The HTSAT model to encode audio is defined here: CLAP/msclap/models/htsat.py at main · microsoft/CLAP · GitHub

The text encoder simply load the pretrained GPT2 model.

And sorry for not being clear. For more context, initially I run the training loop for only 1 iteration, with batch size = 5, on 100 samples. I did not see the batches’ loss decrease much - they all hover around a certain point (depending on the temperature parameter of the loss function). This leads me to wonder if I made a mistake in the loss function, or there is something in the model that prevents the parameters to be updated.

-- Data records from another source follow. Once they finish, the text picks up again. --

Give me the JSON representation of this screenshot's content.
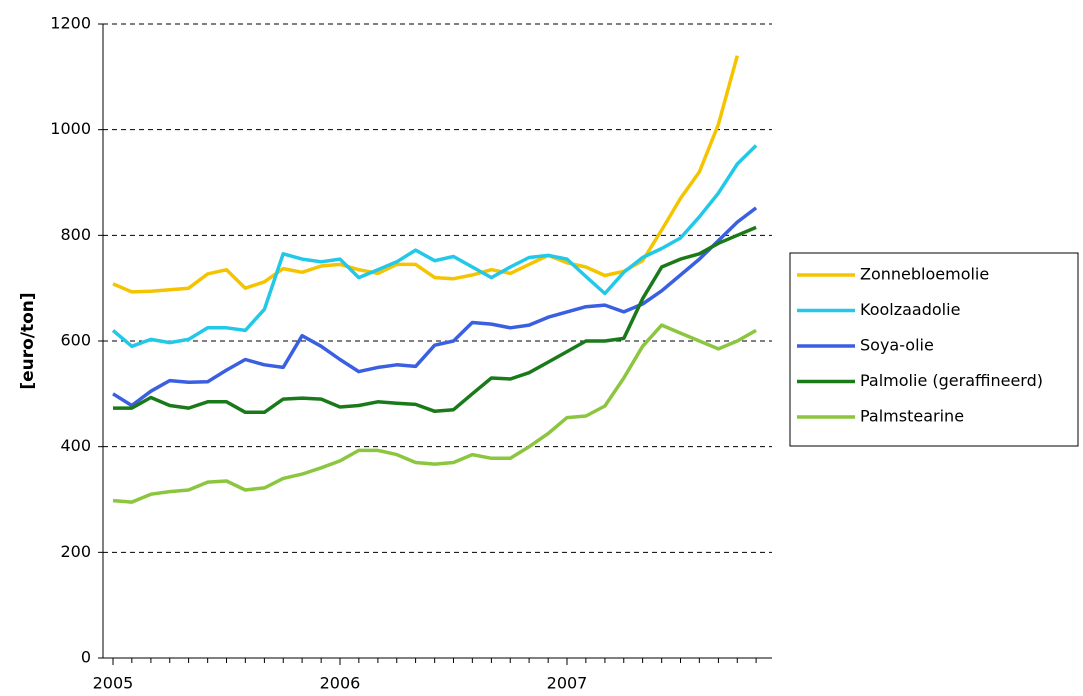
{
  "chart_data": {
    "type": "line",
    "y_label": "[euro/ton]",
    "x": [
      2005,
      2005.083,
      2005.167,
      2005.25,
      2005.333,
      2005.417,
      2005.5,
      2005.583,
      2005.667,
      2005.75,
      2005.833,
      2005.917,
      2006,
      2006.083,
      2006.167,
      2006.25,
      2006.333,
      2006.417,
      2006.5,
      2006.583,
      2006.667,
      2006.75,
      2006.833,
      2006.917,
      2007,
      2007.083,
      2007.167,
      2007.25,
      2007.333,
      2007.417,
      2007.5,
      2007.583,
      2007.667,
      2007.75,
      2007.833
    ],
    "xlim": [
      2004.956,
      2007.903
    ],
    "xticks": [
      2005,
      2006,
      2007
    ],
    "ylim": [
      0,
      1200
    ],
    "yticks": [
      0,
      200,
      400,
      600,
      800,
      1000,
      1200
    ],
    "grid": true,
    "legend": "right",
    "series": [
      {
        "name": "Zonnebloemolie",
        "color": "#f5c400",
        "values": [
          708,
          693,
          694,
          697,
          700,
          727,
          735,
          700,
          712,
          737,
          730,
          742,
          745,
          735,
          728,
          745,
          745,
          720,
          718,
          725,
          735,
          728,
          745,
          762,
          748,
          740,
          724,
          732,
          752,
          810,
          870,
          920,
          1010,
          1140,
          null
        ]
      },
      {
        "name": "Koolzaadolie",
        "color": "#22c8e8",
        "values": [
          620,
          590,
          603,
          597,
          603,
          625,
          625,
          620,
          660,
          765,
          755,
          750,
          755,
          720,
          735,
          750,
          772,
          752,
          760,
          740,
          720,
          740,
          758,
          762,
          755,
          722,
          690,
          730,
          758,
          775,
          795,
          835,
          880,
          935,
          970
        ]
      },
      {
        "name": "Soya-olie",
        "color": "#3a5fe0",
        "values": [
          500,
          478,
          505,
          525,
          522,
          523,
          545,
          565,
          555,
          550,
          610,
          590,
          565,
          542,
          550,
          555,
          552,
          592,
          600,
          635,
          632,
          625,
          630,
          645,
          655,
          665,
          668,
          655,
          670,
          695,
          725,
          755,
          790,
          825,
          852
        ]
      },
      {
        "name": "Palmolie (geraffineerd)",
        "color": "#1a7a1a",
        "values": [
          473,
          473,
          493,
          478,
          473,
          485,
          485,
          465,
          465,
          490,
          492,
          490,
          475,
          478,
          485,
          482,
          480,
          467,
          470,
          500,
          530,
          528,
          540,
          560,
          580,
          600,
          600,
          605,
          680,
          740,
          755,
          765,
          785,
          800,
          815
        ]
      },
      {
        "name": "Palmstearine",
        "color": "#8cc63f",
        "values": [
          298,
          295,
          310,
          315,
          318,
          333,
          335,
          318,
          322,
          340,
          348,
          360,
          373,
          393,
          393,
          385,
          370,
          367,
          370,
          385,
          378,
          378,
          400,
          425,
          455,
          458,
          477,
          530,
          590,
          630,
          615,
          600,
          585,
          600,
          620
        ]
      }
    ]
  }
}
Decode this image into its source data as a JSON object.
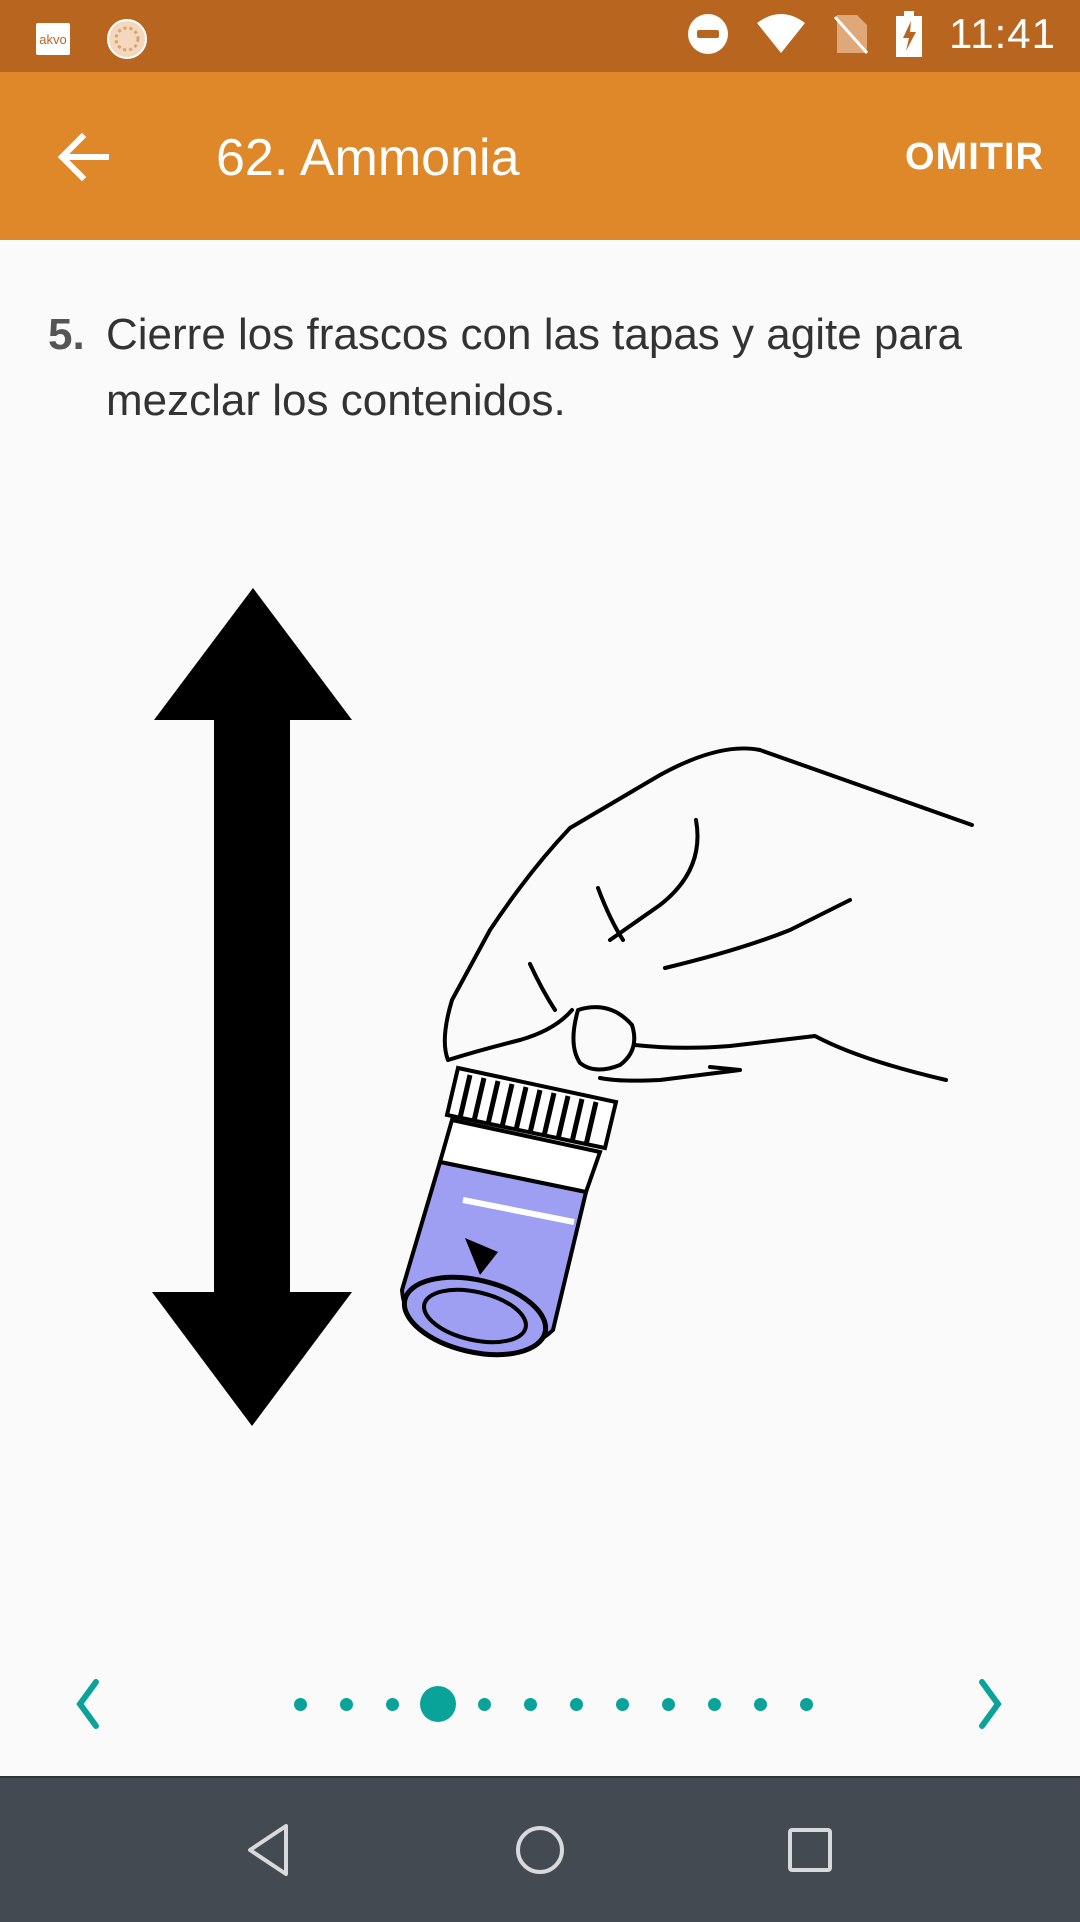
{
  "status_bar": {
    "app_badge": "akvo",
    "time": "11:41",
    "icons": [
      "dnd-icon",
      "wifi-icon",
      "no-sim-icon",
      "battery-charging-icon"
    ]
  },
  "app_bar": {
    "title": "62. Ammonia",
    "skip_label": "OMITIR",
    "back_icon": "arrow-back-icon"
  },
  "instruction": {
    "step_number": "5.",
    "text": "Cierre los frascos con las tapas y agite para mezclar los contenidos."
  },
  "illustration": {
    "description_icon": "shake-vial-icon"
  },
  "pager": {
    "total_pages": 12,
    "current_page": 4,
    "prev_icon": "chevron-left-icon",
    "next_icon": "chevron-right-icon",
    "accent_color": "#0aa39a"
  },
  "nav_bar": {
    "buttons": [
      "nav-back-icon",
      "nav-home-icon",
      "nav-recents-icon"
    ]
  },
  "colors": {
    "status_bar": "#b8651f",
    "app_bar": "#de8829",
    "vial_liquid": "#9e9ef2"
  }
}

Now when I printed out the grad of parameter 0 and -4, I see that param 0 has no grad, while param -4’s grad changed.

I also noticed that is param 0 is not updated, while param -4 is updated after .step()

Just an update: after alternating learning rate and batch size, and testing on a smaller dataset of 300 samples, I have seen the loss reducing after each epochs. I guess that means the code works as expected (unless you spot any errors in the code pieces I posted).